The mechanisms that enable epinephrine (EPI) and lipoxygenase inhibitors to impede insulin secretion are unknown. We examined the possibility that EPI inhibits Ca2+ fluxes as its major mechanism by studying 45Ca efflux from prelabeled, intact rat islets. EPI (2.5 x 10(-7) to 1 x 10(-5) M) inhibited insulin release induced by the influx of extracellular Ca2+ (46 mM K+) or the mobilization of intracellular Ca2+ stores (2 mM Ba2+), but it did not reduce the 45Ca efflux stimulated by either agonist.

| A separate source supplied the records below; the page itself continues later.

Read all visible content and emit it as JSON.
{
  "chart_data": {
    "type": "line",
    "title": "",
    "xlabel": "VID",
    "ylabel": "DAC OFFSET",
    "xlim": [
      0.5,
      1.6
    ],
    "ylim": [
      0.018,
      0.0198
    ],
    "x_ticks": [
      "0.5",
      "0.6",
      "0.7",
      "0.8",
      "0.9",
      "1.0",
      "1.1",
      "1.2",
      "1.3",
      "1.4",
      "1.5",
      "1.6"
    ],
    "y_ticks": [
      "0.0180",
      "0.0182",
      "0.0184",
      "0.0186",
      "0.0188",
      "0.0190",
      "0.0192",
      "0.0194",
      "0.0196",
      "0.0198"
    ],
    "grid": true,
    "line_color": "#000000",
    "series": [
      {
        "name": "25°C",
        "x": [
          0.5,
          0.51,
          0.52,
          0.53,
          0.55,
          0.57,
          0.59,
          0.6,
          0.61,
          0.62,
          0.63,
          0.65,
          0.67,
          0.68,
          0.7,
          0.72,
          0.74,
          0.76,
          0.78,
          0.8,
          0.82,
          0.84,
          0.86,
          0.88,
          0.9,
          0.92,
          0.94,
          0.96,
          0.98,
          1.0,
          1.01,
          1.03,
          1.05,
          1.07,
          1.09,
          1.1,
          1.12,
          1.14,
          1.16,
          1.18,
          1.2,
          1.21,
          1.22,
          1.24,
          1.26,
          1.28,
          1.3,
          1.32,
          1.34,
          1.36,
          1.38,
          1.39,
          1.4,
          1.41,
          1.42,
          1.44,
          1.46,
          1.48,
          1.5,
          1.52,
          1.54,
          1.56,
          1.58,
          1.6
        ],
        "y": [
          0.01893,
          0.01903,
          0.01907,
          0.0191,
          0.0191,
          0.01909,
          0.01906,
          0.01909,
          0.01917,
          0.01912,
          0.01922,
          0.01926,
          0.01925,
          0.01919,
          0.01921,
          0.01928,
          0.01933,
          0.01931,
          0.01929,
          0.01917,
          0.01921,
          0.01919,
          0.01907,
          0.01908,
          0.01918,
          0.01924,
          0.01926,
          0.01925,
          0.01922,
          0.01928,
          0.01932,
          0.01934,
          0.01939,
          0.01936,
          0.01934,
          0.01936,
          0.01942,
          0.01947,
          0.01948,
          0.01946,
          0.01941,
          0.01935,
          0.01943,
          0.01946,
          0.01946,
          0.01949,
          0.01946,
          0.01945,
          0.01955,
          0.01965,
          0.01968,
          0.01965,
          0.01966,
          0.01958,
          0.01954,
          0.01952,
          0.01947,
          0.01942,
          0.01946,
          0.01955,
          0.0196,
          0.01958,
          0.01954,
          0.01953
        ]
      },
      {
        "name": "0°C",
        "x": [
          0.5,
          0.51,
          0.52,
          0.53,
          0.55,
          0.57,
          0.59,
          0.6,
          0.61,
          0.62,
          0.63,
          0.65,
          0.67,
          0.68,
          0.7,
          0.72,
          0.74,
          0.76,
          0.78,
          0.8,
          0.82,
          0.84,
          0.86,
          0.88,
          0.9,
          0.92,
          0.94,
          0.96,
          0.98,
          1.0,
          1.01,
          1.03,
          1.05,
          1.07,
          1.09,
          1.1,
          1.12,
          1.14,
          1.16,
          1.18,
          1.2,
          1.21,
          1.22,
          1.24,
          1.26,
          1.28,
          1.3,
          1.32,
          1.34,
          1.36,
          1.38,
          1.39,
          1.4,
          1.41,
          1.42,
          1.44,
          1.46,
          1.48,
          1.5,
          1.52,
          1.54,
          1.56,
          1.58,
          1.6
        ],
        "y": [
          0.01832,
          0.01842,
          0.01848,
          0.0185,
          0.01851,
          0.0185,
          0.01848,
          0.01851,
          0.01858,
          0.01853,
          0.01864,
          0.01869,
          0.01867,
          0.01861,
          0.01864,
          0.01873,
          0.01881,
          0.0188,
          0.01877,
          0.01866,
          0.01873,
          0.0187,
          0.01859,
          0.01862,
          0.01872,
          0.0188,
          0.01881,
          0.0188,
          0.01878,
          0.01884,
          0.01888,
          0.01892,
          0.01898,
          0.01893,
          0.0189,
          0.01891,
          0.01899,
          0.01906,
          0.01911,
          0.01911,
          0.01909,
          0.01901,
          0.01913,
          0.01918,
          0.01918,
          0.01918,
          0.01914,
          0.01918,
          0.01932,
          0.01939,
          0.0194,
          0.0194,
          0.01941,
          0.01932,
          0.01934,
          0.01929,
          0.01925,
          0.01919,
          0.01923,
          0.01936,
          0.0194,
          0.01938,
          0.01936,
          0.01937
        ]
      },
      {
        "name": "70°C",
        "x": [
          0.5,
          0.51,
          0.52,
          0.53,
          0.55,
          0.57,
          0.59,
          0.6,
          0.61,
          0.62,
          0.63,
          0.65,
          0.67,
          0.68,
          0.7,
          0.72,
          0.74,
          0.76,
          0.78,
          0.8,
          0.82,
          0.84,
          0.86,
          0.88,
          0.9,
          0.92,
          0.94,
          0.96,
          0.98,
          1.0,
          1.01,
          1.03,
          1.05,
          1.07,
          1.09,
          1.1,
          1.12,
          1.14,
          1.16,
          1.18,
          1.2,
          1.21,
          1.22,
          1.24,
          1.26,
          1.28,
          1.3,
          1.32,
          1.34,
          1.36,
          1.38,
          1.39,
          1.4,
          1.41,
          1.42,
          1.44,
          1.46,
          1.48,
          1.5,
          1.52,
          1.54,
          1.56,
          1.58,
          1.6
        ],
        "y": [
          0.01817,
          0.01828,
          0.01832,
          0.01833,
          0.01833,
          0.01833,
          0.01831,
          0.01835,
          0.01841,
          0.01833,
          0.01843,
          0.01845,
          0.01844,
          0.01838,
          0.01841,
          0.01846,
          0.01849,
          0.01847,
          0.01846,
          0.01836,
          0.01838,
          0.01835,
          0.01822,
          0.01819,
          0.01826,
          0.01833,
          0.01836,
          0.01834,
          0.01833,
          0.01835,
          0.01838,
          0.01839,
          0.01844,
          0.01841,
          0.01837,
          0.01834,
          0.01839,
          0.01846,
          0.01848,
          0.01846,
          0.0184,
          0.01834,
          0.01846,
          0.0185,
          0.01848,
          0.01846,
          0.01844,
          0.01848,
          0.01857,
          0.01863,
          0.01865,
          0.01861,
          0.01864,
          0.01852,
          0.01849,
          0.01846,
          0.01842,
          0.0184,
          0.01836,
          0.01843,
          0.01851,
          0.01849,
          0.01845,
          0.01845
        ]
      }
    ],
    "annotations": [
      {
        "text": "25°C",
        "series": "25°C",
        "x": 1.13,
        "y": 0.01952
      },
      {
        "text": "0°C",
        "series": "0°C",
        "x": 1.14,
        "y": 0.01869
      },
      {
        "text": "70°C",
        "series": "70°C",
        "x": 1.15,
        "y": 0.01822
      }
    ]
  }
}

EPI also nullified insulin release induced by isobutylmethylxanthine or dibutyryl cAMP, with minimal or no effects on 45Ca efflux, and blocked the insulinotropic effects of 12-O-tetradecanoylphorbol-13-acetate (a direct activator of protein kinase C), which is believed primarily to sensitize the exocytotic apparatus to Ca2+ without mobilizing additional Ca2+. Previously we reported that similar effects were induced by inhibitors of pancreatic islet lipoxygenase. In this study, however, pretreatment with either the alpha 2-adrenergic antagonist yohimbine or pertussis toxin did not block the effects of lipoxygenase inhibitors, although either agent did block the effects of EPI. Thus, EPI, via an alpha 2-receptor mechanism, is able to reduce exocytosis largely distal to, or independent of, changes in Ca2+ flux, cAMP formation or its Ca2+-mobilizing action, or generation of protein kinase C activators. Therefore, EPI may reduce the sensitivity of the exocytotic apparatus to Ca2+. Inhibition of islet lipoxygenase may have a similar effect; however, in this case, the effect would have to be unrelated, or distal, to stimulation of alpha 2-receptors.